= The Cougar Song =

Fight song of Brigham Young University

"The Cougar Song," often colloquially referred to as "The Cougar Fight Song," "The BYU Fight Song," or "Rise and Shout, The Cougars Are Out," is the school fight song of Brigham Young University. It is often played at BYU sporting events, especially at BYU football games. On these occasions it is traditional for the fans to remain seated, singing along with the verse, then stand for the chorus and chant—giving literal meaning to the phrase "rise and shout."

==History==
The song was composed by Clyde D. Sandgren, a 1932 BYU graduate. Clyde later served at BYU as general counsel, a vice president, and for four years as the Alumni Association president. He died in 1989 and left ownership of the song to his son, Clyde D. Sandgren, Jr. (Dee). Only Dee and BYU have the rights to the song.
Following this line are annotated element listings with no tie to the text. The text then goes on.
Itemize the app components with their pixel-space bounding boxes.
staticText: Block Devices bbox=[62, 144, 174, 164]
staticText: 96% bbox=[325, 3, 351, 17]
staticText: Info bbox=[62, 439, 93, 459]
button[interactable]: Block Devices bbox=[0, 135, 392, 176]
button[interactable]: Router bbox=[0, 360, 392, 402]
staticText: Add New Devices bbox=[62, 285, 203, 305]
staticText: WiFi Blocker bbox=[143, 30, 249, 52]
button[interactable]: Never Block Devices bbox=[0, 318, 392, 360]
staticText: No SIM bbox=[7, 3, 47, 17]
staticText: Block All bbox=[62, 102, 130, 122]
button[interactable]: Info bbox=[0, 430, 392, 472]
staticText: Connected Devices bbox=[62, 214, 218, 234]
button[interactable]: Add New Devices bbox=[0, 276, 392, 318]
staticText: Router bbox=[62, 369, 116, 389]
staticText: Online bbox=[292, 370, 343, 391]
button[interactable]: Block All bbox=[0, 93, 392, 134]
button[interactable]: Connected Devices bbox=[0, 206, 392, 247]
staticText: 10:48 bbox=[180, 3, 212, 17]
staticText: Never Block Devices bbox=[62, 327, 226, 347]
In 1947, Clyde Sandgren registered The Cougar Song with the U.S. Copyright Office, and renewed the work's copyright registration in 1975. The song was dedicated by its composer especially "To all BYU students who so valiantly served their country in World War II."

The Cougar Song is not the only college song BYU has had in its history. In 1899 Annie Pike Greenwood wrote "The College Song," which for many years stood as the school's main song until The Cougar Song was written. Even afterwards, the song was still sung at alumni and other functions.

The lyrics, as sung at BYU events, were altered from the original version sometime in the 1990s due to pressure from women's groups on BYU campus. The lyric "stalwart men and true" was changed to "Loyal, strong, and true."